But they do not include:

  • Cost of acquisition of intangible assets
  • Interest paid or payable
  • Costs for the acquisition or development of immovable property
  • Amounts paid or payable directly or indirectly to a related party to conduct research and development irrespective of whether these amounts relate to a cost sharing agreement
  • Cost which cannot be proved that related directly to the Qualifying Asset

Uplift Expenditure (UE)

Uplift Expenditure means the lower of:

  • 30% of qualifying expenditure, or
  • The total amount for the cost of acquisition and the research and development outsourced to related parties

Overall Expenditure (OE)

Overall Expenditure means the total capital expenditure either qualifying or not, relating to the creation of the Qualifying IP.

Overall Income (OI)

The term Overall Income refers to the gross income arising from the Qualifying IP in a tax year less the direct costs incurred for the production of this gross income. The term includes but it is not restricted to the following:

  • Royalties or other amounts in relation to the use of the Qualifying IP
  • Any amount received as license for the use of a Qualifying IP
  • Any amount received from insurance or compensation in relation to the Qualifying IP
  • Embedded income of the Qualifying IP which income derives from the sale of goods, services or procedures relating directly with the Qualifying asset

Direct costs include:

  • All direct or indirect costs incurred in earning the income from the qualifying intangible asset
  • The amortization of the cost of the intangible
  • Notional Interest Deduction (NID) on equity contributed to finance the development of the qualifying intangible asset

Capital gain derived from the disposal of Qualifying IP are not included in the Overall Income and are fully exempt from Tax.

 

III.         Accounting Records
 

Any person who claims benefit under the IP Box Regime should maintain proper books and records in accordance with the laws in Cyprus.

 

IV.       Practical Examples
 

Practical examples can be found in Schedule 2 of this brochure.

 

C.    CYPRUS – THE IDEAL IP HOLDING JURISDICTION

Taking into consideration the global tax trends and requirements as well as the specific requirements of the Cyprus IP Box, the simple set-up of a company in Cyprus will not be adequate in order to enjoy the full benefits that Cyprus has to offer.

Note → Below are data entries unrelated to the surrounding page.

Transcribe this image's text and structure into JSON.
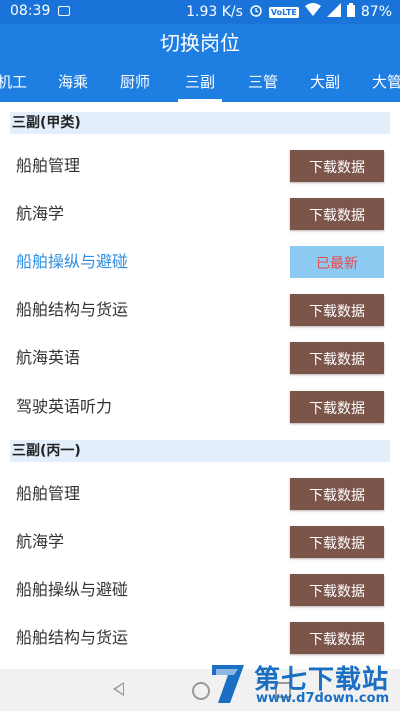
{
  "status_bar": {
    "time": "08:39",
    "network_speed": "1.93 K/s",
    "volte": "VoLTE",
    "battery": "87%",
    "icons": [
      "image-icon",
      "alarm-icon",
      "wifi-icon",
      "signal-icon",
      "battery-icon"
    ]
  },
  "app_bar": {
    "title": "切换岗位"
  },
  "tabs": {
    "items": [
      {
        "label": "机工"
      },
      {
        "label": "海乘"
      },
      {
        "label": "厨师"
      },
      {
        "label": "三副"
      },
      {
        "label": "三管"
      },
      {
        "label": "大副"
      },
      {
        "label": "大管"
      }
    ],
    "active_index": 3
  },
  "sections": [
    {
      "title": "三副(甲类)",
      "items": [
        {
          "label": "船舶管理",
          "button": "下载数据"
        },
        {
          "label": "航海学",
          "button": "下载数据"
        },
        {
          "label": "船舶操纵与避碰",
          "button": "已最新"
        },
        {
          "label": "船舶结构与货运",
          "button": "下载数据"
        },
        {
          "label": "航海英语",
          "button": "下载数据"
        },
        {
          "label": "驾驶英语听力",
          "button": "下载数据"
        }
      ]
    },
    {
      "title": "三副(丙一)",
      "items": [
        {
          "label": "船舶管理",
          "button": "下载数据"
        },
        {
          "label": "航海学",
          "button": "下载数据"
        },
        {
          "label": "船舶操纵与避碰",
          "button": "下载数据"
        },
        {
          "label": "船舶结构与货运",
          "button": "下载数据"
        }
      ]
    }
  ],
  "watermark": {
    "title": "第七下载站",
    "url": "www.d7down.com"
  },
  "colors": {
    "primary": "#1f7ee2",
    "download_button": "#7b5549",
    "latest_button": "#8ccaf2",
    "latest_text": "#ea4a4a",
    "highlight_text": "#2f8fe0",
    "section_bg": "#e3f0fb"
  }
}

The investors who want to create an efficient structure in order to develop the patents or copyrights (i.e. computer software) must create strong roots and real economic substance in Cyprus. Therefore, they will need to set up their regional headquarters in Cyprus, relocate specialist from abroad to form a strong board of directors and middle management and/or use the local employment market to find suitable employees. By doing this a whole new window of opportunity is opened for the investors to develop innovation in a welcomed and tax efficient environment.

The Cyprus IP Box in relation to the tax treatment of royalties received from a Qualifying IP as analysed above, is definitely beneficial. However, when taking into consideration the other features of the Cyprus tax, legal and business environment it becomes evident that Cyprus is the ideal IP Holding Jurisdiction.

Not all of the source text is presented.